Als Tatiana ihr Seidennachthemd auszog und sich splitternackt vor Alexander auf das Doppelbett legte, empfand sie sich als eine andere Frau, die einen anderen Mann liebte. Das Schlafzimmer war dunkel wie sonst, doch er war nackt, trug diesmal weder ein Unterhemd noch ein T-Shirt. So lag er unmittelbar auf ihr und flüsterte sogar Worte, die sie sehr lange nicht gehört hatte. Auch ging er es langsamer an, was er sehr lange nicht getan hatte. Und sie belohnte ihn dafür mit einem atemlosen Orgasmus. Schüchtern bat sie nach mehr.
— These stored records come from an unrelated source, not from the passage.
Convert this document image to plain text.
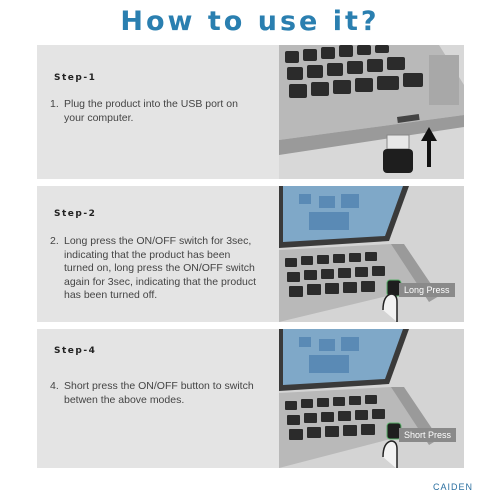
How to use it?
Step-1
1. Plug the product into the USB port on
your computer.
Step-2
2. Long press the ON/OFF switch for 3sec,
indicating that the product has been
turned on, long press the ON/OFF switch
again for 3sec, indicating that the product
has been turned off.	Long Press
Step-4
4. Short press the ON/OFF button to switch
betwen the above modes.
Short Press
CAIDEN
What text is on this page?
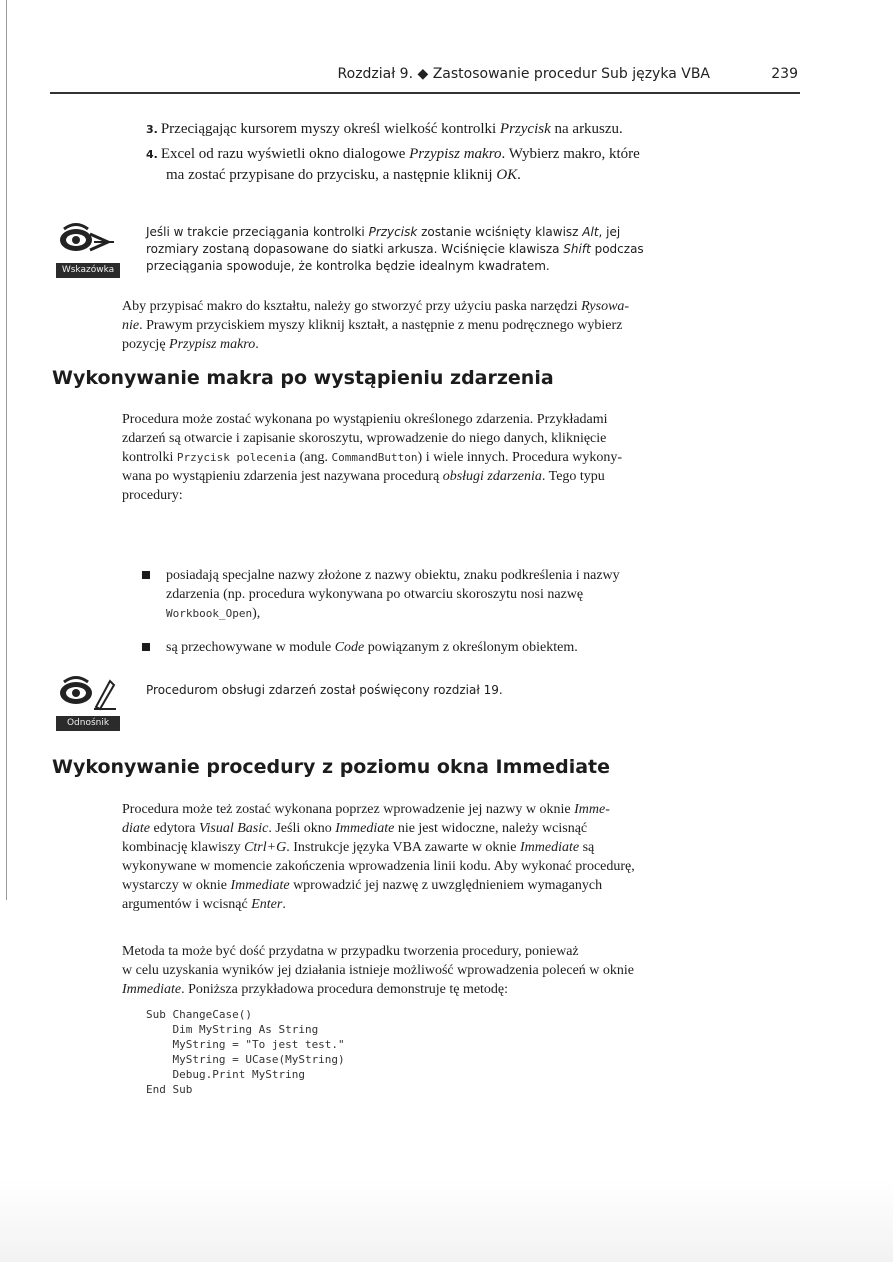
Rozdział 9. ◆ Zastosowanie procedur Sub języka VBA	239
3. Przeciągając kursorem myszy określ wielkość kontrolki Przycisk na arkuszu.
4. Excel od razu wyświetli okno dialogowe Przypisz makro. Wybierz makro, które
ma zostać przypisane do przycisku, a następnie kliknij OK.
Wskazówka
Jeśli w trakcie przeciągania kontrolki Przycisk zostanie wciśnięty klawisz Alt, jej
rozmiary zostaną dopasowane do siatki arkusza. Wciśnięcie klawisza Shift podczas
przeciągania spowoduje, że kontrolka będzie idealnym kwadratem.
Aby przypisać makro do kształtu, należy go stworzyć przy użyciu paska narzędzi Rysowa-
nie. Prawym przyciskiem myszy kliknij kształt, a następnie z menu podręcznego wybierz
pozycję Przypisz makro.
Wykonywanie makra po wystąpieniu zdarzenia
Procedura może zostać wykonana po wystąpieniu określonego zdarzenia. Przykładami
zdarzeń są otwarcie i zapisanie skoroszytu, wprowadzenie do niego danych, kliknięcie
kontrolki Przycisk polecenia (ang. CommandButton) i wiele innych. Procedura wykony-
wana po wystąpieniu zdarzenia jest nazywana procedurą obsługi zdarzenia. Tego typu
procedury:
posiadają specjalne nazwy złożone z nazwy obiektu, znaku podkreślenia i nazwy
zdarzenia (np. procedura wykonywana po otwarciu skoroszytu nosi nazwę
Workbook_Open),
są przechowywane w module Code powiązanym z określonym obiektem.
Odnośnik
Procedurom obsługi zdarzeń został poświęcony rozdział 19.
Wykonywanie procedury z poziomu okna Immediate
Procedura może też zostać wykonana poprzez wprowadzenie jej nazwy w oknie Imme-
diate edytora Visual Basic. Jeśli okno Immediate nie jest widoczne, należy wcisnąć
kombinację klawiszy Ctrl+G. Instrukcje języka VBA zawarte w oknie Immediate są
wykonywane w momencie zakończenia wprowadzenia linii kodu. Aby wykonać procedurę,
wystarczy w oknie Immediate wprowadzić jej nazwę z uwzględnieniem wymaganych
argumentów i wcisnąć Enter.
Metoda ta może być dość przydatna w przypadku tworzenia procedury, ponieważ
w celu uzyskania wyników jej działania istnieje możliwość wprowadzenia poleceń w oknie
Immediate. Poniższa przykładowa procedura demonstruje tę metodę:
Sub ChangeCase()
Dim MyString As String
MyString = "To jest test."
MyString = UCase(MyString)
Debug.Print MyString
End Sub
Alexander tat ihr den Gefallen, aber auf eine Weise, die zu viel für sie war. Er drückte ihre Beine hoch und bewegte sich so intensiv, dass leise Schreie des Schmerzes und der Lust ihre Kehle erfüllten. Einen kurzen Moment öffnete er sogar die Augen und beobachtete ihren Mund, der für ihn stöhnte: Oh, mein Gott, Shura. Sie bemerkte seinen forschenden Blick. Er flüsterte: Das gefällt dir, nicht wahr? Er küsste sie, aber Tatiana ließ ihn los und fing an zu weinen. Mit einem Seufzer schloss Alexander die Augen, dann war es vorbei.

 

Alexander machte sich fertig für die Arbeitssuche, Tatiana wollte Wäsche waschen. Es gab nur keinen Waschsalon in der Nähe. »Vielleicht hätten wir das bei der Wohnungssuche beachten sollen.«

Er war gerade dabei, sein Geld und seine Zigaretten zusammenzupacken, als er innehielt und sie ansah. »Nur damit wir uns verstehen«, sagte er bestimmt, »ein Hausboot auf dem Atlantik, der Sonnenaufgang über dem Meer, wie du ihn heute Morgen gesehen hast, oder in der Nähe eines Waschsalons leben? Was ist dir lieber?«

»So habe ich das nicht gemeint«, sagte sie und errötete angesichts seiner Rüge. »Aber ich kann deine Kleider nicht im Atlantik waschen, oder?«

»Warte, bis ich wieder da bin, dann entscheiden wir, was wir machen.«

Als er am späten Nachmittag zurückkam, sagte er: »Ich habe Arbeit gefunden – in Mels Jachthafen.«

Tatiana sah so niedergeschlagen aus, dass Alexander lachen musste. »Tania, Mels Jachthafen liegt gleich auf der anderen Seite des Memorial Park, zehn Minuten zu Fuß über die Hafenpromenade.«

»Hat Mel auch nur eine Hand wie Jimmy?«, fragte Anthony.

»Nein, Kumpel.«

»Riecht Mel nach Fisch wie Jimmy?«, fragte Tatiana.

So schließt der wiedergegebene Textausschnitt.